[Originally published in my 100Stickmen Tech musings notebook. Before it was 100Stickmen Tech.]
The main cause of incomprehensible prose is the difficulty of imagining what it’s like for someone else not to know what you know. – Steven Pinker, The Sense of Style
From The Sense of Style:
The Curse of Knowledge: a difficulty in imagining what it is like for someone else not to know something that you know.
The curse of knowledge is the single best explanation of why good people write bad prose. It simply doesn’t occur to the writer that her readers don’t know what she knows—that they haven’t mastered the argot of her guild, can’t divine the missing steps that seem too obvious to mention, have no way to visualize a scene that to her is as clear as day. And so the writer doesn’t bother to explain the jargon, or spell out the logic, or supply the necessary detail.
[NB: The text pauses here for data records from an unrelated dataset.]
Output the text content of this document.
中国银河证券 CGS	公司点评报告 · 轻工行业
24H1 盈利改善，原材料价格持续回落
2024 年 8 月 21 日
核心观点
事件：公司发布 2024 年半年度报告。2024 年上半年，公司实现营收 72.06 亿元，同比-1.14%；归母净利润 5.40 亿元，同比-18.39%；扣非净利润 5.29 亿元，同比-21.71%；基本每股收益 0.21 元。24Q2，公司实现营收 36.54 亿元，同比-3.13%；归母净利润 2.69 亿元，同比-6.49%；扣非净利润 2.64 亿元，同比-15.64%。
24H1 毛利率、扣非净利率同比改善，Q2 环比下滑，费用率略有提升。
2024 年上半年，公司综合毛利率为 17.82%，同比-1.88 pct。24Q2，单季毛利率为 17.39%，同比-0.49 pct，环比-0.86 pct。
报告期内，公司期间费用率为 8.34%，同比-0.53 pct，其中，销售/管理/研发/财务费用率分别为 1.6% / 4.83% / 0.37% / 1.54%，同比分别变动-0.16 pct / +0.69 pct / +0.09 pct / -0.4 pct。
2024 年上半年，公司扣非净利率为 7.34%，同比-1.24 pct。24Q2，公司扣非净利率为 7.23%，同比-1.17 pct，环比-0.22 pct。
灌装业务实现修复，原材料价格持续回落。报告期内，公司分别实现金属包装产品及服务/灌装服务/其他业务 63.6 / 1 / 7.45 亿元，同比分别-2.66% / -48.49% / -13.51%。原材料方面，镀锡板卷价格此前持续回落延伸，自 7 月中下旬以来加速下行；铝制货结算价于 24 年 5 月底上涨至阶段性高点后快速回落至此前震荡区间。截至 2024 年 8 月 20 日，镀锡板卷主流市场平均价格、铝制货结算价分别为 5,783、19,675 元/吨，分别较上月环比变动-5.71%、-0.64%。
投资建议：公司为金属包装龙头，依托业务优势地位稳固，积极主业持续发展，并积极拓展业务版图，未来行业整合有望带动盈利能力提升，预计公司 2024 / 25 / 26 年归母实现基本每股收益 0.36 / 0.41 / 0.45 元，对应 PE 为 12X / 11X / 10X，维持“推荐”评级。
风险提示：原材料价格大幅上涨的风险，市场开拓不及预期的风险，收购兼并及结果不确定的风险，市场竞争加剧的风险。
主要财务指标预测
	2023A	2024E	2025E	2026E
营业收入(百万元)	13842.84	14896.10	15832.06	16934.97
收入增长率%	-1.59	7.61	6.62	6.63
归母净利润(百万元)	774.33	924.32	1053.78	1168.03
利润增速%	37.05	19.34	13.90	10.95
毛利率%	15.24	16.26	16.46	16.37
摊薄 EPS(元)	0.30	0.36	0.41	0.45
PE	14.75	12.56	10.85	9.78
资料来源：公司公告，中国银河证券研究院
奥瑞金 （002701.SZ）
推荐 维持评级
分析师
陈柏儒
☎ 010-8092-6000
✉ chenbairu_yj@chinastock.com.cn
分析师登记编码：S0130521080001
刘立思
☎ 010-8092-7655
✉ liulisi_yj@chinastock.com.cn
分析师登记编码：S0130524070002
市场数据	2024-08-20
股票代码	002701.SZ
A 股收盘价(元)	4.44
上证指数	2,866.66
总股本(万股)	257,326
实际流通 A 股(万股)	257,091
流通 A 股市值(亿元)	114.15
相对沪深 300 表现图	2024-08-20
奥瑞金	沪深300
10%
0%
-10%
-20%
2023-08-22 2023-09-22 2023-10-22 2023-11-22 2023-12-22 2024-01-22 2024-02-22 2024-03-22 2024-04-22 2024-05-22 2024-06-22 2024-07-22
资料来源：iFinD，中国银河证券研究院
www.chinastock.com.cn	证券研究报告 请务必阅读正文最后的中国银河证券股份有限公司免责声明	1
Pinker’s Advice for writers and speakers on lifting the curse:
The key is to assume that your readers are as intelligent and sophisticated as you are, but that they happen not to know something you know.
Pinker’s Advice for readers and listeners on falling under the curse:
Richard Feynman once wrote, “If you ever hear yourself saying, ‘I think I understand this,’ that means you don’t.”
Lifting — or even denting — this curse on technology and technologist knowledge is crucial to extending everyone’s digital era acumen, understanding one another, and doing better work.
To borrow from Ladislav Sutnar: the 100 Stickmen [Tech] project aims always to intensify comprehension.